Why homeowners shouldn’t disregard equity release
Published: 22/03/2013
Whist an increasing number of homeowners are recognising the benefits of equity release, there continues to be a general caginess about the funding scheme.
Equity release allows a homeowner to unlock funds tied up in the value of their property whilst retaining the right to live there. The initial sum borrowed plus interest (charged at a fixed rate for the life of the term) is then payable after the last of the homeowner(s) passes away or moves into permanent residential care.
But with much focus on the high cost of care home fees and a reliance on inheritance from the next generation, homeowners understandably are driven by an overriding fear to protect the value of their property - even if in deciding to do so they suffer a reduced standard of living.
According the Office of National Statistics (ONS) 35 per cent of retirees are in ‘fuel poverty’. In addition to this a study by Key Retirement Solutions revealed almost a fifth of pensioners are facing a debt-ridden retirement; 18 per cent will start retirement with an outstanding mortgage while 17 per cent have unpaid credit cards and 16 per cent are still paying off a personal loan.
A primary concern surrounding equity release is its impact on legacy. However a study by Aviva has revealed potentially-affected family members are more concerned about their parents and grandparents having a comfortable retirement than their own future inheritance; 76 per cent of those surveyed are “happy for their parents or grandparents to use equity release to help fund their retirement”.

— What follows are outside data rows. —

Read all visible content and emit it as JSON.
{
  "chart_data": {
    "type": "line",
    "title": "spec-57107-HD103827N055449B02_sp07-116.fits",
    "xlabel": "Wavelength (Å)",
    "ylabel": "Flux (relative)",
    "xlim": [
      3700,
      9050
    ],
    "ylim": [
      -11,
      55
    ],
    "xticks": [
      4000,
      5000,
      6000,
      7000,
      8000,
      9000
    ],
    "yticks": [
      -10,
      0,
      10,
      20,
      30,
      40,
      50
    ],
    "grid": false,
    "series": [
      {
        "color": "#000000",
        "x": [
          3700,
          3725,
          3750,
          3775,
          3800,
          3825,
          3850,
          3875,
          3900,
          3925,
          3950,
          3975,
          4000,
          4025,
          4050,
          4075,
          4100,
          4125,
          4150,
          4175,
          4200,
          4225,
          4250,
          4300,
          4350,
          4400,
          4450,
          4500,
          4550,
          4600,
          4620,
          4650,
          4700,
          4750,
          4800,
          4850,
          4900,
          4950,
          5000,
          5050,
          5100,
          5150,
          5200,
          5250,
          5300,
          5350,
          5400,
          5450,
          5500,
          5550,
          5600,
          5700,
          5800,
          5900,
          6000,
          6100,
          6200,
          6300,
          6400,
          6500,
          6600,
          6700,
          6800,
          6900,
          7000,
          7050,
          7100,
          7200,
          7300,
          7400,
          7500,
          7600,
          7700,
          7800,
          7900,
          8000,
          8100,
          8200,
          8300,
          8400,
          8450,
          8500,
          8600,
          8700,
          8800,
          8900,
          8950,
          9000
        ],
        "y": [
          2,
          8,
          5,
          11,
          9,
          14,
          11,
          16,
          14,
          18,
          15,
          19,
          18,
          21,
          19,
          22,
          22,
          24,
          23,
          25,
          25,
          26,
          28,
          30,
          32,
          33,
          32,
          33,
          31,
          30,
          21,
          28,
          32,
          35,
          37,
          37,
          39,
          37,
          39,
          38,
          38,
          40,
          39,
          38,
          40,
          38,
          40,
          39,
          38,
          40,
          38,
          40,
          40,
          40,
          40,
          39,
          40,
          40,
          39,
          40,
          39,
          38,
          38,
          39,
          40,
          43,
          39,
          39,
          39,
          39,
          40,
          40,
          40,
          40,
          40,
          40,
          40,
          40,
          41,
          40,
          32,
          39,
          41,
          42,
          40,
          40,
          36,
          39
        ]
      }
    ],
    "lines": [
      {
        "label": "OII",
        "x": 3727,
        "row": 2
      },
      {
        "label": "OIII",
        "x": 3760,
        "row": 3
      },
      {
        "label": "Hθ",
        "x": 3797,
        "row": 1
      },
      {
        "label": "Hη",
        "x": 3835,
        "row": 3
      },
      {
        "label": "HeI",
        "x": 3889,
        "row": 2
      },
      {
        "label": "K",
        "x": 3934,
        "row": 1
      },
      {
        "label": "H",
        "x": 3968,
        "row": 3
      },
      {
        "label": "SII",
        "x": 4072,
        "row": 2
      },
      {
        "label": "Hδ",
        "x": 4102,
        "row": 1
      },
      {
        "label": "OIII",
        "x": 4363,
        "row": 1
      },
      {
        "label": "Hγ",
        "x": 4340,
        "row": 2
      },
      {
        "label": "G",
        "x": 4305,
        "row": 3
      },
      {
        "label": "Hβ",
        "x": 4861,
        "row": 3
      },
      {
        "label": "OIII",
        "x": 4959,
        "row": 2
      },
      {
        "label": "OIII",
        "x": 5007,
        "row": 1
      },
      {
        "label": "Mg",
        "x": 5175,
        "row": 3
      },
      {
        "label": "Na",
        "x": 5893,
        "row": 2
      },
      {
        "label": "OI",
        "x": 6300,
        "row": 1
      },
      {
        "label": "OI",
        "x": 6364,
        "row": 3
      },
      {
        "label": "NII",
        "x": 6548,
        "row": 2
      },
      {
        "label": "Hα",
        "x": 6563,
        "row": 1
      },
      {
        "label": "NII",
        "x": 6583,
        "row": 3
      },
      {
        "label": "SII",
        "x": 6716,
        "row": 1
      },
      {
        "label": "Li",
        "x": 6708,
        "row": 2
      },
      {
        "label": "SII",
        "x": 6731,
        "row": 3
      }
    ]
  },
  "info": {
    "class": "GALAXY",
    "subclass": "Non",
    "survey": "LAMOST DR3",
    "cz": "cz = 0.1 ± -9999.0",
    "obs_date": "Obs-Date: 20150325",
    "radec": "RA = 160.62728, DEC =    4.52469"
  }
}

Richard Espley is the Head of Equity Release at Goldsmith Williams:
“With retirees facing poorer than expected returns on pensions and annuities, the Great British taboo of discussing money is increasingly hurting pensioners and denying them the comfortable retirement they deserve.
“We are keen to help retirees understand all the options available to them and openly encourage them to talk to their families about these choices and involve them in their decision making process.
“While equity release is not a universal solution, for some it can be a valuable funding tool. It allows them to turn the potentially dormant capital in their homes into cash without having to move and help them get the most out of their retirement years.”